Christian Diaz, Staff Writer
Warren Wilson alumnus Jesse Fripp skyped with Professor of Geography David Abernathy’s Introduction to Geography class on March 7. Fripp spoke to students about his responsibilities as vice president of ShoreBank International, a U.S. community development bank that operates in poor, war-torn regions throughout the Middle East and South Asia.
Fripp spoke to Abernathy’s class three times. The first was a phone call in 2006. Last fall and this spring, Fripp was able to skype the class for a video conference, now that technology has made physical space a benign barrier of communication.
Abernathy’s class, addressing problems of world development, was able to hear what it’s like on the frontlines of efforts to alleviate global poverty. ShoreBank is known for microlending, a development strategy that empowers the impoverished directly, rather than granting loans from intergovernmental financial institutions such as the World Bank and the International Monetary Fund (IMF).
“We have been talking about economic development, about the strategies for getting countries to improve their economies, to have people improve their livelihood,” Abernathy said. “Large loans through IMF and World Bank are one strategy. There’s evidence building that says that is maybe not the best strategy. [Fripp] is the most knowledgeable person I could find who could tell the backwards and forwards of microlending.”
Microlending has been heralded as an excellent means of assisting the poor who lack access to credit, capital and financial services. People in such predicaments are shut out of a modern, globalized economy.
“Maybe instead of coming in with giant loans to governments, give small loans to people, specifically women, because, often, they don’t have access to capital,” Abernathy explained. “Microfinance is about finding ways that they can get small loans for $100 or $500 to start some kind of business and then repay the loan. Microfinance has a good history of getting loans repaid and getting small businesses kick-started.”

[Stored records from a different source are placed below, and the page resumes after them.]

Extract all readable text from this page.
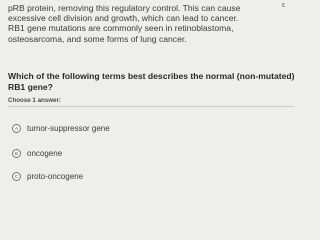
pRB protein, removing this regulatory control. This can cause
excessive cell division and growth, which can lead to cancer.
RB1 gene mutations are commonly seen in retinoblastoma,
osteosarcoma, and some forms of lung cancer.
ε
Which of the following terms best describes the normal (non-mutated)
RB1 gene?
Choose 1 answer:
A	tumor-suppressor gene
B	oncogene
C	proto-oncogene
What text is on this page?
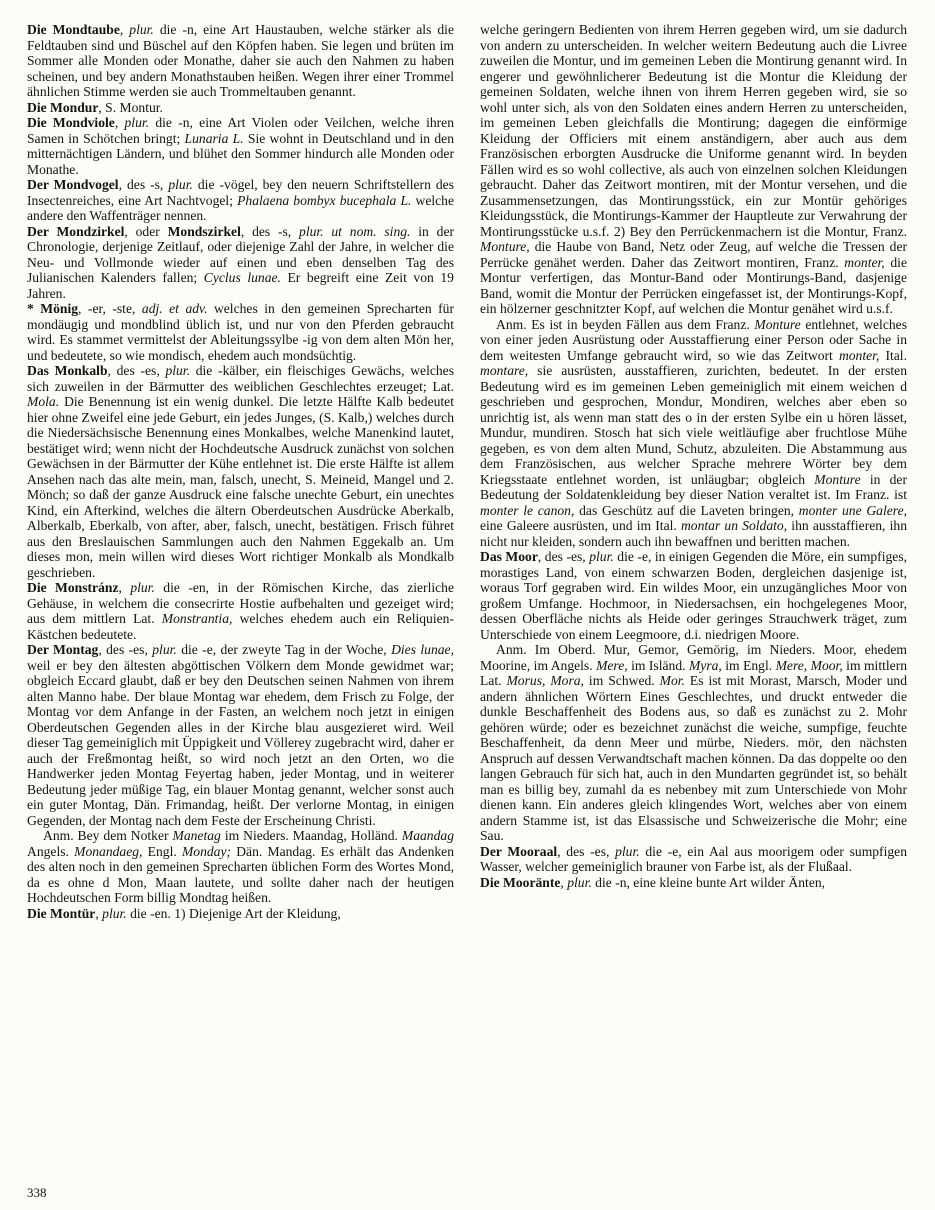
Die Mondtaube, plur. die -n, eine Art Haustauben, welche stärker als die Feldtauben sind und Büschel auf den Köpfen haben. Sie legen und brüten im Sommer alle Monden oder Monathe, daher sie auch den Nahmen zu haben scheinen, und bey andern Monathstauben heißen. Wegen ihrer einer Trommel ähnlichen Stimme werden sie auch Trommeltauben genannt.

Die Mondur, S. Montur.

Die Mondviole, plur. die -n, eine Art Violen oder Veilchen, welche ihren Samen in Schötchen bringt; Lunaria L. Sie wohnt in Deutschland und in den mitternächtigen Ländern, und blühet den Sommer hindurch alle Monden oder Monathe.

Der Mondvogel, des -s, plur. die -vögel, bey den neuern Schriftstellern des Insectenreiches, eine Art Nachtvogel; Phalaena bombyx bucephala L. welche andere den Waffenträger nennen.

Der Mondzirkel, oder Mondszirkel, des -s, plur. ut nom. sing. in der Chronologie, derjenige Zeitlauf, oder diejenige Zahl der Jahre, in welcher die Neu- und Vollmonde wieder auf einen und eben denselben Tag des Julianischen Kalenders fallen; Cyclus lunae. Er begreift eine Zeit von 19 Jahren.

* Mönig, -er, -ste, adj. et adv. welches in den gemeinen Sprecharten für mondäugig und mondblind üblich ist, und nur von den Pferden gebraucht wird. Es stammet vermittelst der Ableitungssylbe -ig von dem alten Mön her, und bedeutete, so wie mondisch, ehedem auch mondsüchtig.

Das Monkalb, des -es, plur. die -kälber, ein fleischiges Gewächs, welches sich zuweilen in der Bärmutter des weiblichen Geschlechtes erzeuget; Lat. Mola. Die Benennung ist ein wenig dunkel. Die letzte Hälfte Kalb bedeutet hier ohne Zweifel eine jede Geburt, ein jedes Junges, (S. Kalb,) welches durch die Niedersächsische Benennung eines Monkalbes, welche Manenkind lautet, bestätiget wird; wenn nicht der Hochdeutsche Ausdruck zunächst von solchen Gewächsen in der Bärmutter der Kühe entlehnet ist. Die erste Hälfte ist allem Ansehen nach das alte mein, man, falsch, unecht, S. Meineid, Mangel und 2. Mönch; so daß der ganze Ausdruck eine falsche unechte Geburt, ein unechtes Kind, ein Afterkind, welches die ältern Oberdeutschen Ausdrücke Aberkalb, Alberkalb, Eberkalb, von after, aber, falsch, unecht, bestätigen. Frisch führet aus den Breslauischen Sammlungen auch den Nahmen Eggekalb an. Um dieses mon, mein willen wird dieses Wort richtiger Monkalb als Mondkalb geschrieben.

Die Monstránz, plur. die -en, in der Römischen Kirche, das zierliche Gehäuse, in welchem die consecrirte Hostie aufbehalten und gezeiget wird; aus dem mittlern Lat. Monstrantia, welches ehedem auch ein Reliquien-Kästchen bedeutete.

Der Montag, des -es, plur. die -e, der zweyte Tag in der Woche, Dies lunae, weil er bey den ältesten abgöttischen Völkern dem Monde gewidmet war; obgleich Eccard glaubt, daß er bey den Deutschen seinen Nahmen von ihrem alten Manno habe. Der blaue Montag war ehedem, dem Frisch zu Folge, der Montag vor dem Anfange in der Fasten, an welchem noch jetzt in einigen Oberdeutschen Gegenden alles in der Kirche blau ausgezieret wird. Weil dieser Tag gemeiniglich mit Üppigkeit und Völlerey zugebracht wird, daher er auch der Freßmontag heißt, so wird noch jetzt an den Orten, wo die Handwerker jeden Montag Feyertag haben, jeder Montag, und in weiterer Bedeutung jeder müßige Tag, ein blauer Montag genannt, welcher sonst auch ein guter Montag, Dän. Frimandag, heißt. Der verlorne Montag, in einigen Gegenden, der Montag nach dem Feste der Erscheinung Christi.

Anm. Bey dem Notker Manetag im Nieders. Maandag, Holländ. Maandag Angels. Monandaeg, Engl. Monday; Dän. Mandag. Es erhält das Andenken des alten noch in den gemeinen Sprecharten üblichen Form des Wortes Mond, da es ohne d Mon, Maan lautete, und sollte daher nach der heutigen Hochdeutschen Form billig Mondtag heißen.

Die Montür, plur. die -en. 1) Diejenige Art der Kleidung,

welche geringern Bedienten von ihrem Herren gegeben wird, um sie dadurch von andern zu unterscheiden. In welcher weitern Bedeutung auch die Livree zuweilen die Montur, und im gemeinen Leben die Montirung genannt wird. In engerer und gewöhnlicherer Bedeutung ist die Montur die Kleidung der gemeinen Soldaten, welche ihnen von ihrem Herren gegeben wird, sie so wohl unter sich, als von den Soldaten eines andern Herren zu unterscheiden, im gemeinen Leben gleichfalls die Montirung; dagegen die einförmige Kleidung der Officiers mit einem anständigern, aber auch aus dem Französischen erborgten Ausdrucke die Uniforme genannt wird. In beyden Fällen wird es so wohl collective, als auch von einzelnen solchen Kleidungen gebraucht. Daher das Zeitwort montiren, mit der Montur versehen, und die Zusammensetzungen, das Montirungsstück, ein zur Montür gehöriges Kleidungsstück, die Montirungs-Kammer der Hauptleute zur Verwahrung der Montirungsstücke u.s.f. 2) Bey den Perrückenmachern ist die Montur, Franz. Monture, die Haube von Band, Netz oder Zeug, auf welche die Tressen der Perrücke genähet werden. Daher das Zeitwort montiren, Franz. monter, die Montur verfertigen, das Montur-Band oder Montirungs-Band, dasjenige Band, womit die Montur der Perrücken eingefasset ist, der Montirungs-Kopf, ein hölzerner geschnitzter Kopf, auf welchen die Montur genähet wird u.s.f.

Anm. Es ist in beyden Fällen aus dem Franz. Monture entlehnet, welches von einer jeden Ausrüstung oder Ausstaffierung einer Person oder Sache in dem weitesten Umfange gebraucht wird, so wie das Zeitwort monter, Ital. montare, sie ausrüsten, ausstaffieren, zurichten, bedeutet. In der ersten Bedeutung wird es im gemeinen Leben gemeiniglich mit einem weichen d geschrieben und gesprochen, Mondur, Mondiren, welches aber eben so unrichtig ist, als wenn man statt des o in der ersten Sylbe ein u hören lässet, Mundur, mundiren. Stosch hat sich viele weitläufige aber fruchtlose Mühe gegeben, es von dem alten Mund, Schutz, abzuleiten. Die Abstammung aus dem Französischen, aus welcher Sprache mehrere Wörter bey dem Kriegsstaate entlehnet worden, ist unläugbar; obgleich Monture in der Bedeutung der Soldatenkleidung bey dieser Nation veraltet ist. Im Franz. ist monter le canon, das Geschütz auf die Laveten bringen, monter une Galere, eine Galeere ausrüsten, und im Ital. montar un Soldato, ihn ausstaffieren, ihn nicht nur kleiden, sondern auch ihn bewaffnen und beritten machen.

Das Moor, des -es, plur. die -e, in einigen Gegenden die Möre, ein sumpfiges, morastiges Land, von einem schwarzen Boden, dergleichen dasjenige ist, woraus Torf gegraben wird. Ein wildes Moor, ein unzugängliches Moor von großem Umfange. Hochmoor, in Niedersachsen, ein hochgelegenes Moor, dessen Oberfläche nichts als Heide oder geringes Strauchwerk träget, zum Unterschiede von einem Leegmoore, d.i. niedrigen Moore.

Anm. Im Oberd. Mur, Gemor, Gemörig, im Nieders. Moor, ehedem Moorine, im Angels. Mere, im Isländ. Myra, im Engl. Mere, Moor, im mittlern Lat. Morus, Mora, im Schwed. Mor. Es ist mit Morast, Marsch, Moder und andern ähnlichen Wörtern Eines Geschlechtes, und druckt entweder die dunkle Beschaffenheit des Bodens aus, so daß es zunächst zu 2. Mohr gehören würde; oder es bezeichnet zunächst die weiche, sumpfige, feuchte Beschaffenheit, da denn Meer und mürbe, Nieders. mör, den nächsten Anspruch auf dessen Verwandtschaft machen können. Da das doppelte oo den langen Gebrauch für sich hat, auch in den Mundarten gegründet ist, so behält man es billig bey, zumahl da es nebenbey mit zum Unterschiede von Mohr dienen kann. Ein anderes gleich klingendes Wort, welches aber von einem andern Stamme ist, ist das Elsassische und Schweizerische die Mohr; eine Sau.

Der Mooraal, des -es, plur. die -e, ein Aal aus moorigem oder sumpfigen Wasser, welcher gemeiniglich brauner von Farbe ist, als der Flußaal.

Die Mooränte, plur. die -n, eine kleine bunte Art wilder Änten,

338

“To give you an idea,” Fripp said, “microfinance has been talked about as a really powerful tool to address poverty and economic development or at least provide some foundation for economic development. If you look at the landscape of the world today, there are about 2.7 billion adults who either have no access to formal financial services or very limited access to formal financial services. That’s a huge market failure, and that’s really what Mohammad Yunus intended to address. [...] The work we do is essentially trying to bring global capabilities and resources to local institutional structures. We are working with a partnership model to provide financial services and open access to low income households, individuals, and small business enterprises around the world.”
Fripp graduated from Warren Wilson College in 1994 with a major in English. The Global Studies Department did not exist at the time, otherwise, he said, he would have chosen it as a major. During his time at Warren Wilson, Fripp helped structure the Big Brothers Big Sisters project for the Western North Carolina Juvenile Evaluation Center which operates in Swannanoa. After graduating, Fripp was accepted into the Peace Corps.